El ingeniero se paró enfrente de ellos y dijo: Como que hace frío, ¿verdad? Pus sí, tantito, dijeron. Pero, parece que hace cada vez más frío, ¿no creen? Sí, hace frío, contestaban. No sé ustedes, pero yo tengo mucho frío. Sí, decían los dos hombres más valientes, hace mucho frío. Cada vez se veían más friolentos. Doblaban los brazos cruzándolos, como queriendo cubrir sus cuerpos que temblaban. Los demás los miraban y se miraban sin decir nada. Algunos niños pequeños se pegaban a sus mamás y éstas se apretaban el rebozo, esperando a que pasara algo, no sabían qué. Ah caray, aquí sus amigos tienen mucho frío, ¿por qué no les ayudan? Les decía el tío Fernando a los demás campesinos que miraban el espectáculo. Miren cómo tiemblan de frío, acérquenles un sarape. Y así se iban acercando las mujeres a taparlos con uno, dos, más rebozos, alguien trajo una cobija, se la echó encima a uno de ellos; un viejo mandó a un niño: Vete a traer un sarape. Y así fueron cubriendo a los hombres, pero ellos seguían tiritando de frío. Hasta que Fernando dijo, parece que ya se está quitando el frío.
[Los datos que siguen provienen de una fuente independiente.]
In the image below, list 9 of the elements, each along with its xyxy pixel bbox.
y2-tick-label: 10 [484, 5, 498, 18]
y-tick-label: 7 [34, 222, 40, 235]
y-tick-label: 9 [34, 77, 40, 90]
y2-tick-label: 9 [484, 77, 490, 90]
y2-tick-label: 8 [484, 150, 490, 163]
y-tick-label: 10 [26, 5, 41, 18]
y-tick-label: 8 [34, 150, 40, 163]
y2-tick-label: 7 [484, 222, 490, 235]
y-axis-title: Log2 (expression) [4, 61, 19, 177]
Y siguió: Pues sí, ya va amainando el frío. ¿Verdad que ya no está tan fuerte? Los hombres dejaron de temblar, luego se quitaron  los sarapes. Los aventaban al suelo con gestos bruscos, sorprendidos. Molestos. Ya hasta parece que va haciendo calor, dijo Fernando. Cada vez se siente más calor. Y más calor. No hace falta taparse, ¿por qué están tan abrigados éstos? La gente que miraba  empezó a murmurar, se oían algunas risas  tímidas. Ah caray qué fuerte se vino el calor. Un grupo de niños se tomaron de la mano y daban brinquitos, sin dejar de mirar a los hombres sentados en el medio de la plaza. Pero no se va el calor, está arreciando, ¿verdad?  Y eso que es temprano todavía. Los hombres se habían quitado todas las cobijas que les habían puesto encima y empezaron a desnudarse, se arrancaron la camisa y aventaron sus pantalones de manta. Las mujeres ponían cara de asombro y un poco de susto y los hombres se reían a carcajadas. Algunos niños lloriqueaban.
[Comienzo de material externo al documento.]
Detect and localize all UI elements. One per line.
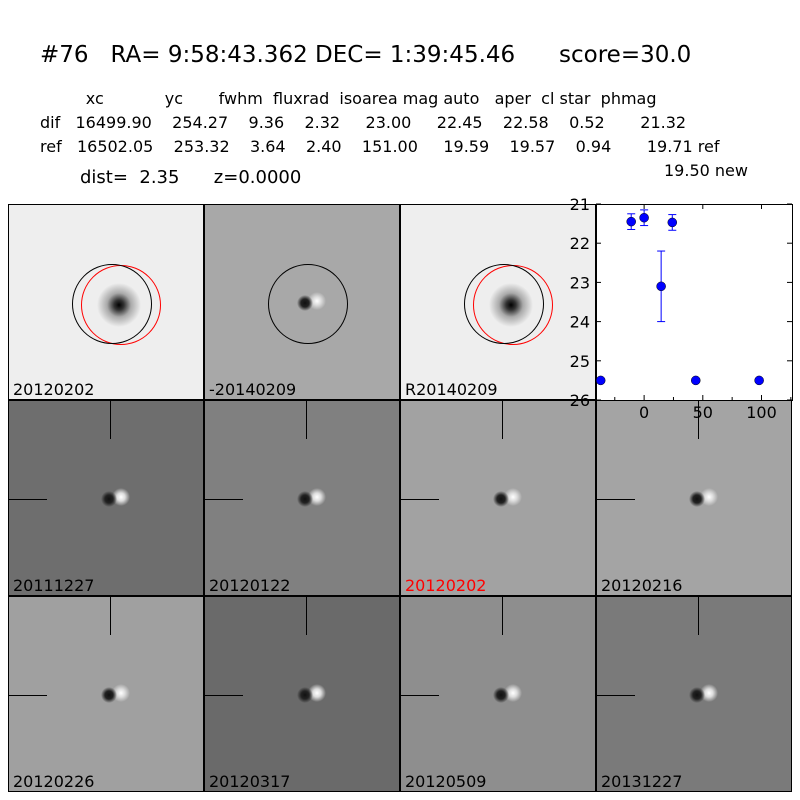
- stamp-date-label: 20120226: [13, 772, 95, 791]
- crosshair-vertical: [698, 597, 699, 635]
- crosshair-vertical: [110, 401, 111, 439]
- data-point: [639, 212, 649, 223]
- crosshair-vertical: [698, 401, 699, 439]
- image-stamp: R20140209: [400, 204, 596, 400]
- crosshair-vertical: [110, 597, 111, 635]
- crosshair-horizontal: [597, 499, 635, 500]
- crosshair-vertical: [502, 597, 503, 635]
- data-point: [754, 375, 764, 386]
- data-point: [626, 216, 636, 227]
- crosshair-horizontal: [9, 695, 47, 696]
- stamp-date-label: 20131227: [601, 772, 683, 791]
- data-point: [667, 217, 678, 228]
- stamp-date-label: 20120202: [405, 576, 487, 595]
- ref-row: ref 16502.05 253.32 3.64 2.40 151.00 19.…: [40, 137, 720, 156]
- data-point: [656, 281, 666, 292]
- stamp-date-label: R20140209: [405, 380, 498, 399]
- light-curve-plot: 21 22 23 24 25 26 0 50 100: [570, 195, 793, 422]
- crosshair-vertical: [306, 401, 307, 439]
- y-tick-label: 23: [570, 273, 590, 292]
- image-stamp: 20120509: [400, 596, 596, 792]
- stamp-date-label: 20120216: [601, 576, 683, 595]
- crosshair-vertical: [306, 597, 307, 635]
- plot-frame: [596, 204, 793, 401]
- data-point: [691, 375, 701, 386]
- image-stamp: -20140209: [204, 204, 400, 400]
- stamp-date-label: 20111227: [13, 576, 95, 595]
- stamp-date-label: 20120202: [13, 380, 95, 399]
- new-mag: 19.50 new: [664, 161, 748, 180]
- stamp-date-label: 20120317: [209, 772, 291, 791]
- table-header: xc yc fwhm fluxrad isoarea mag auto aper…: [40, 89, 657, 108]
- data-point: [595, 375, 606, 386]
- crosshair-horizontal: [597, 695, 635, 696]
- crosshair-horizontal: [9, 499, 47, 500]
- image-stamp: 20111227: [8, 400, 204, 596]
- crosshair-horizontal: [401, 695, 439, 696]
- image-stamp: 20120202: [400, 400, 596, 596]
- image-stamp: 20120202: [8, 204, 204, 400]
- candidate-title: #76 RA= 9:58:43.362 DEC= 1:39:45.46 scor…: [40, 42, 692, 68]
- y-tick-label: 21: [570, 195, 590, 214]
- aperture-circle: [464, 264, 544, 344]
- stamp-date-label: 20120509: [405, 772, 487, 791]
- aperture-circle: [268, 264, 348, 344]
- dif-row: dif 16499.90 254.27 9.36 2.32 23.00 22.4…: [40, 113, 687, 132]
- image-stamp: 20120226: [8, 596, 204, 792]
- x-tick-label: 100: [746, 403, 777, 422]
- image-stamp: 20120317: [204, 596, 400, 792]
- image-stamp: 20131227: [596, 596, 792, 792]
- y-tick-label: 24: [570, 313, 590, 332]
- crosshair-vertical: [502, 401, 503, 439]
- dist-z: dist= 2.35 z=0.0000: [80, 167, 302, 188]
- y-tick-label: 22: [570, 234, 590, 253]
- x-tick-label: 50: [693, 403, 713, 422]
- stamp-date-label: -20140209: [209, 380, 297, 399]
- aperture-circle: [72, 264, 152, 344]
- crosshair-horizontal: [205, 695, 243, 696]
- image-stamp: 20120216: [596, 400, 792, 596]
- stamp-date-label: 20120122: [209, 576, 291, 595]
- crosshair-horizontal: [205, 499, 243, 500]
- crosshair-horizontal: [401, 499, 439, 500]
- y-tick-label: 25: [570, 352, 590, 371]
- y-tick-label: 26: [570, 391, 590, 410]
- image-stamp: 20120122: [204, 400, 400, 596]
- x-tick-label: 0: [639, 403, 649, 422]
Cuando los dos hombres sentados en el centro de reunión de Cantabria estaban totalmente desnudos, Fernando empezó otra vez: Ya no hace tanto calor…hasta que volvieron a vestirse. La gente aplaudía y los dos hombres más valientes, uno de cada uno de los bandos enemigos, se miraban frente a frente sin saber bien a bien qué era lo que estaba pasando.
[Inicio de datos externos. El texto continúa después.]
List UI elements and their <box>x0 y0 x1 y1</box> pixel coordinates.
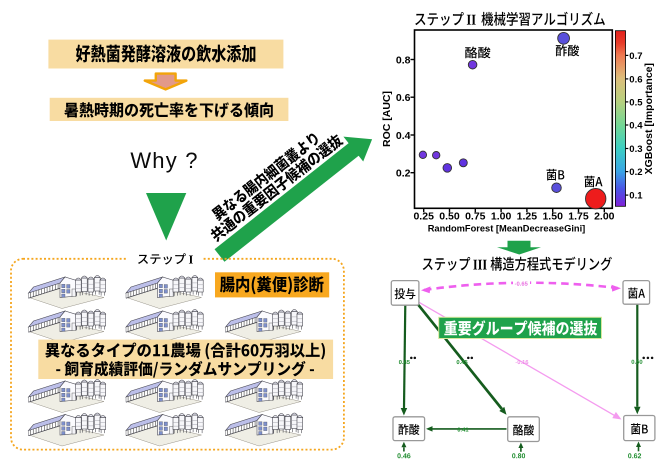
svg-text:0.75: 0.75 <box>465 211 486 223</box>
svg-text:2.00: 2.00 <box>594 211 615 223</box>
svg-text:0.6: 0.6 <box>629 74 642 85</box>
svg-text:0.2: 0.2 <box>396 168 411 180</box>
svg-text:Why ?: Why ? <box>130 148 198 173</box>
svg-text:0.25: 0.25 <box>413 211 434 223</box>
svg-text:0.50: 0.50 <box>439 211 460 223</box>
svg-text:0.6: 0.6 <box>396 92 411 104</box>
svg-text:XGBoost [Importance]: XGBoost [Importance] <box>643 63 655 174</box>
svg-text:1.75: 1.75 <box>568 211 589 223</box>
svg-text:0.7: 0.7 <box>629 51 642 62</box>
svg-text:0.4: 0.4 <box>629 120 643 131</box>
svg-text:0.8: 0.8 <box>396 54 411 66</box>
svg-text:1.50: 1.50 <box>542 211 563 223</box>
svg-text:0.1: 0.1 <box>629 191 643 202</box>
svg-text:1.00: 1.00 <box>491 211 512 223</box>
svg-text:0.4: 0.4 <box>396 130 411 142</box>
svg-text:ROC [AUC]: ROC [AUC] <box>381 91 393 147</box>
svg-text:0.5: 0.5 <box>629 97 643 108</box>
svg-text:0.2: 0.2 <box>629 167 642 178</box>
svg-text:1.25: 1.25 <box>517 211 538 223</box>
svg-text:0.3: 0.3 <box>629 144 642 155</box>
svg-text:RandomForest [MeanDecreaseGini: RandomForest [MeanDecreaseGini] <box>428 224 586 234</box>
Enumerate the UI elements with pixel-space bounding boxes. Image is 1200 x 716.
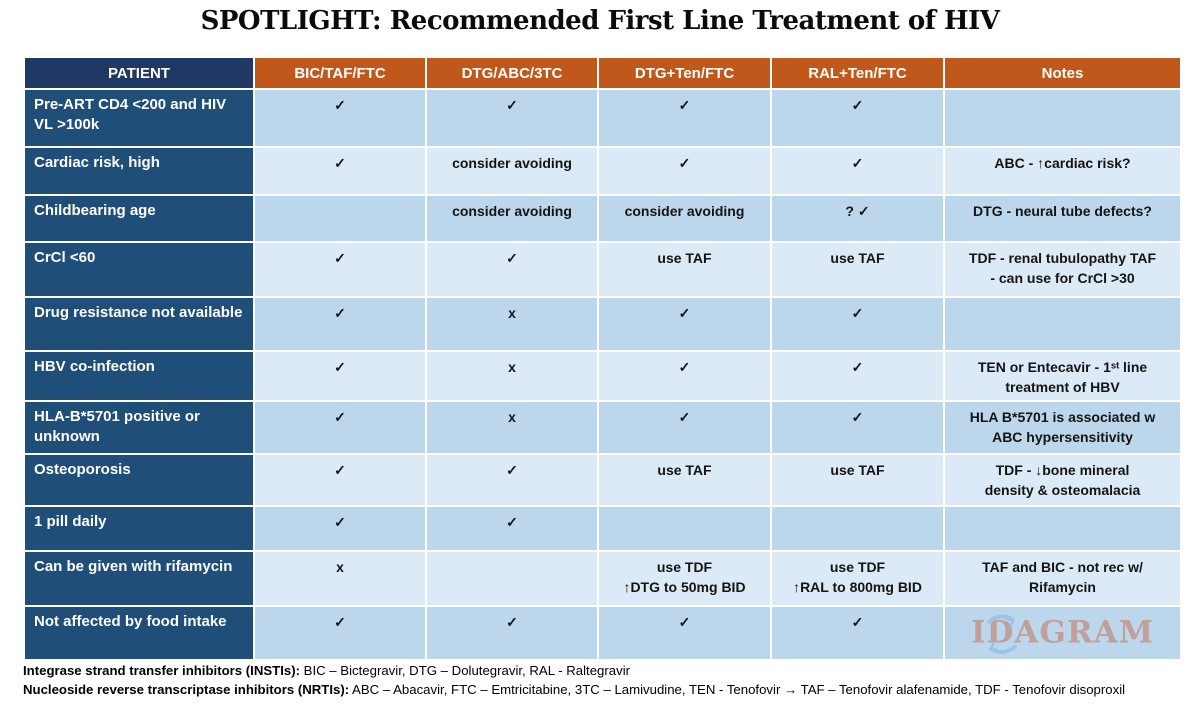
- footnote-nrti: Nucleoside reverse transcriptase inhibit…: [23, 681, 1188, 700]
- cell: ✓: [597, 146, 772, 196]
- cell: ✓: [425, 453, 599, 507]
- cell: use TAF: [770, 453, 945, 507]
- cell: ✓: [770, 400, 945, 455]
- cell: use TAF: [597, 241, 772, 298]
- note-cell: TDF - renal tubulopathy TAF - can use fo…: [943, 241, 1182, 298]
- note-cell: IDAGRAM: [943, 605, 1182, 661]
- cell: ✓: [253, 350, 427, 402]
- column-header-ral-ten-ftc: RAL+Ten/FTC: [770, 56, 945, 90]
- cell: ✓: [597, 400, 772, 455]
- cell: ✓: [597, 605, 772, 661]
- cell: x: [253, 550, 427, 607]
- cell: ✓: [770, 296, 945, 352]
- table-row: Cardiac risk, high ✓ consider avoiding ✓…: [23, 146, 1182, 196]
- cell: consider avoiding: [425, 146, 599, 196]
- cell: ✓: [770, 88, 945, 148]
- cell: ✓: [770, 146, 945, 196]
- cell: x: [425, 350, 599, 402]
- note-cell: TEN or Entecavir - 1ˢᵗ line treatment of…: [943, 350, 1182, 402]
- table-row: HBV co-infection ✓ x ✓ ✓ TEN or Entecavi…: [23, 350, 1182, 402]
- footnote-insti-body: BIC – Bictegravir, DTG – Dolutegravir, R…: [299, 663, 631, 678]
- cell: x: [425, 400, 599, 455]
- note-cell: TDF - ↓bone mineral density & osteomalac…: [943, 453, 1182, 507]
- note-cell: DTG - neural tube defects?: [943, 194, 1182, 243]
- cell: [253, 194, 427, 243]
- table-row: Drug resistance not available ✓ x ✓ ✓: [23, 296, 1182, 352]
- row-label: Not affected by food intake: [23, 605, 255, 661]
- cell: ✓: [253, 296, 427, 352]
- cell: ✓: [425, 605, 599, 661]
- cell: ✓: [253, 146, 427, 196]
- column-header-dtg-abc-3tc: DTG/ABC/3TC: [425, 56, 599, 90]
- header-row: PATIENT BIC/TAF/FTC DTG/ABC/3TC DTG+Ten/…: [23, 56, 1182, 90]
- watermark-text: IDAGRAM: [970, 614, 1155, 651]
- row-label: Pre-ART CD4 <200 and HIV VL >100k: [23, 88, 255, 148]
- column-header-notes: Notes: [943, 56, 1182, 90]
- table-row: CrCl <60 ✓ ✓ use TAF use TAF TDF - renal…: [23, 241, 1182, 298]
- cell: ✓: [253, 453, 427, 507]
- footnote-nrti-lead: Nucleoside reverse transcriptase inhibit…: [23, 681, 350, 697]
- row-label: HBV co-infection: [23, 350, 255, 402]
- note-cell: TAF and BIC - not rec w/ Rifamycin: [943, 550, 1182, 607]
- cell: consider avoiding: [425, 194, 599, 243]
- cell: use TDF ↑RAL to 800mg BID: [770, 550, 945, 607]
- cell: ✓: [253, 241, 427, 298]
- cell: ✓: [253, 605, 427, 661]
- watermark: IDAGRAM: [946, 608, 1179, 658]
- cell: [425, 550, 599, 607]
- column-header-patient: PATIENT: [23, 56, 255, 90]
- note-cell: [943, 88, 1182, 148]
- cell: use TAF: [770, 241, 945, 298]
- footnotes: Integrase strand transfer inhibitors (IN…: [23, 662, 1188, 699]
- cell: consider avoiding: [597, 194, 772, 243]
- cell: ✓: [425, 88, 599, 148]
- table-row: Pre-ART CD4 <200 and HIV VL >100k ✓ ✓ ✓ …: [23, 88, 1182, 148]
- cell: [770, 505, 945, 552]
- treatment-table: PATIENT BIC/TAF/FTC DTG/ABC/3TC DTG+Ten/…: [23, 56, 1182, 661]
- row-label: CrCl <60: [23, 241, 255, 298]
- cell: ✓: [597, 350, 772, 402]
- table-row: Childbearing age consider avoiding consi…: [23, 194, 1182, 243]
- cell: ✓: [253, 88, 427, 148]
- note-cell: [943, 505, 1182, 552]
- column-header-dtg-ten-ftc: DTG+Ten/FTC: [597, 56, 772, 90]
- note-cell: [943, 296, 1182, 352]
- cell: ✓: [425, 505, 599, 552]
- table-row: HLA-B*5701 positive or unknown ✓ x ✓ ✓ H…: [23, 400, 1182, 455]
- row-label: 1 pill daily: [23, 505, 255, 552]
- cell: use TAF: [597, 453, 772, 507]
- table-row: Can be given with rifamycin x use TDF ↑D…: [23, 550, 1182, 607]
- cell: ✓: [770, 350, 945, 402]
- cell: ✓: [770, 605, 945, 661]
- row-label: Childbearing age: [23, 194, 255, 243]
- cell: ✓: [253, 400, 427, 455]
- row-label: Osteoporosis: [23, 453, 255, 507]
- column-header-bic-taf-ftc: BIC/TAF/FTC: [253, 56, 427, 90]
- row-label: Can be given with rifamycin: [23, 550, 255, 607]
- row-label: HLA-B*5701 positive or unknown: [23, 400, 255, 455]
- table-row: 1 pill daily ✓ ✓: [23, 505, 1182, 552]
- page-title: SPOTLIGHT: Recommended First Line Treatm…: [200, 6, 1000, 36]
- table-row: Not affected by food intake ✓ ✓ ✓ ✓ IDAG…: [23, 605, 1182, 661]
- row-label: Cardiac risk, high: [23, 146, 255, 196]
- footnote-insti: Integrase strand transfer inhibitors (IN…: [23, 662, 1188, 681]
- cell: ✓: [425, 241, 599, 298]
- cell: ✓: [597, 296, 772, 352]
- cell: x: [425, 296, 599, 352]
- table-row: Osteoporosis ✓ ✓ use TAF use TAF TDF - ↓…: [23, 453, 1182, 507]
- cell: ✓: [597, 88, 772, 148]
- watermark-cycle-icon: [987, 614, 1017, 654]
- row-label: Drug resistance not available: [23, 296, 255, 352]
- footnote-insti-lead: Integrase strand transfer inhibitors (IN…: [23, 663, 300, 678]
- cell: use TDF ↑DTG to 50mg BID: [597, 550, 772, 607]
- cell: ✓: [253, 505, 427, 552]
- note-cell: ABC - ↑cardiac risk?: [943, 146, 1182, 196]
- footnote-nrti-body: ABC – Abacavir, FTC – Emtricitabine, 3TC…: [349, 681, 1126, 697]
- note-cell: HLA B*5701 is associated w ABC hypersens…: [943, 400, 1182, 455]
- cell: [597, 505, 772, 552]
- cell: ? ✓: [770, 194, 945, 243]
Ahora sí, ya estuvo bueno de fiesta, vamos a platicar en serio, dijo el ingeniero que había venido de la capital. Y entonces pudieron lograr un acuerdo.
Cuentan que varios años después llegaban los campesinos al Departamento Agrario, y luego a la Secretaría de la Reforma Agraria en la ciudad de México, preguntando por el Mago de Cantabria, para informarle o pedirle ayuda.